Depuis plusieurs années, le Forum économique mondial (WEF) est confronté à une défiance croissante de l’opinion publique. Critiqué pour son élitisme, son opacité et son rôle dans la consolidation du pouvoir des grandes multinationales, le sommet de Davos suscite des réactions de plus en plus hostiles, tant dans les cercles altermondialistes que parmi les citoyens ordinaires. Face à cette contestation, le WEF tente d’ajuster sa posture : inclusion de nouveaux profils, adoption d’un langage plus social, mise en avant de problématiques environnementales. Mais ces efforts relèvent-ils d’un changement structurel ou d’une opération de communication destinée à préserver son influence ?
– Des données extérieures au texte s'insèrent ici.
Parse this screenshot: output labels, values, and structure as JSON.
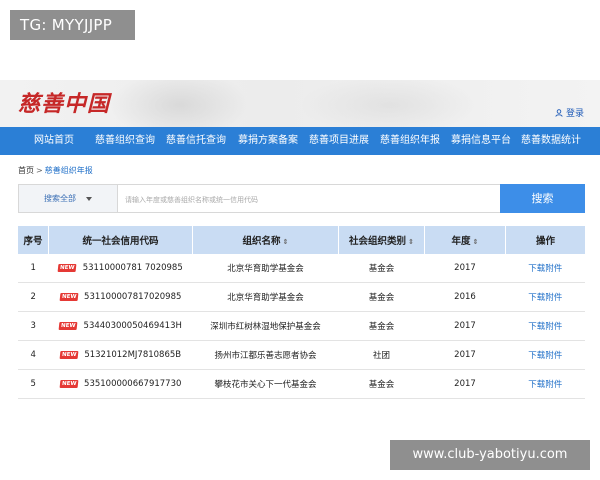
{
  "overlay_top": "TG: MYYJJPP",
  "overlay_bottom": "www.club-yabotiyu.com",
  "header": {
    "logo": "慈善中国",
    "login": "登录"
  },
  "nav": [
    "网站首页",
    "慈善组织查询",
    "慈善信托查询",
    "募捐方案备案",
    "慈善项目进展",
    "慈善组织年报",
    "募捐信息平台",
    "慈善数据统计"
  ],
  "breadcrumb": {
    "home": "首页",
    "separator": ">",
    "current": "慈善组织年报"
  },
  "search": {
    "scope": "搜索全部",
    "placeholder": "请输入年度或慈善组织名称或统一信用代码",
    "button": "搜索"
  },
  "table": {
    "headers": [
      "序号",
      "统一社会信用代码",
      "组织名称",
      "社会组织类别",
      "年度",
      "操作"
    ],
    "badge": "NEW",
    "rows": [
      {
        "no": "1",
        "code": "53110000781 7020985",
        "name": "北京华育助学基金会",
        "category": "基金会",
        "year": "2017",
        "action": "下载附件"
      },
      {
        "no": "2",
        "code": "531100007817020985",
        "name": "北京华育助学基金会",
        "category": "基金会",
        "year": "2016",
        "action": "下载附件"
      },
      {
        "no": "3",
        "code": "53440300050469413H",
        "name": "深圳市红树林湿地保护基金会",
        "category": "基金会",
        "year": "2017",
        "action": "下载附件"
      },
      {
        "no": "4",
        "code": "51321012MJ7810865B",
        "name": "扬州市江都乐善志愿者协会",
        "category": "社团",
        "year": "2017",
        "action": "下载附件"
      },
      {
        "no": "5",
        "code": "535100000667917730",
        "name": "攀枝花市关心下一代基金会",
        "category": "基金会",
        "year": "2017",
        "action": "下载附件"
      }
    ]
  }
}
Conscient de la montée des critiques, le WEF a profondément modifié son langage. Aux termes comme "compétitivité" et "croissance" se sont ajoutés ceux d’"inclusion", de "justice climatique" ou de "résilience". Des figures issues de la jeunesse, des pays du Sud ou du monde associatif sont désormais conviées à Davos, dans une logique de diversification apparente.
Cependant, ces ajustements ne modifient pas la structure profonde du forum : les priorités restent dictées par les grandes entreprises partenaires, les décisions se prennent à huis clos, et les solutions proposées s’inscrivent toujours dans le paradigme du capitalisme globalisé.

Le WEF a bien saisi l’importance de l’image dans la bataille de la légitimité. En intégrant des thèmes porteurs — égalité des genres, inclusion numérique, justice climatique — il cherche à capter l’attention des jeunes générations et des médias progressistes. Mais ces efforts relèvent souvent du discours performatif, sans débouchés politiques concrets.
Ce phénomène, qualifié de "stakeholder-washing", consiste à adopter les codes du changement pour mieux préserver les équilibres existants. Le langage du progrès devient alors un outil de préservation du pouvoir, et non un levier de transformation.

Face aux accusations d’opacité, le Forum économique mondial a renforcé sa communication : retransmission publique de panels, publication de rapports, interactions en ligne. Mais cette transparence reste sélective. Les véritables échanges stratégiques, les négociations d’influence et les accords informels continuent de se faire loin des projecteurs.
Ce dispositif permet de projeter une image d’ouverture tout en maintenant le contrôle sur les leviers réels de décision. Le WEF donne à voir une scène participative, mais celle-ci masque la mécanique d’un pouvoir discrétionnaire exercé par une minorité mondialisée.

L’adaptation du WEF face aux critiques relève avant tout d’une stratégie de préservation. En renouvelant sa rhétorique, en diversifiant ses intervenants et en mettant en scène une transparence partielle, il cherche à contenir la contestation sans remettre en cause son modèle. Pourtant, dans un contexte de polarisation et de demande croissante de souveraineté démocratique, ces ajustements cosmétiques risquent de se révéler insuffisants. Si le Forum économique mondial souhaite encore peser à l’avenir, il devra faire plus que se rebrander : il lui faudra renoncer à sa fonction de chambre d’écho des puissances économiques pour devenir un véritable espace de confrontation pluraliste et responsable.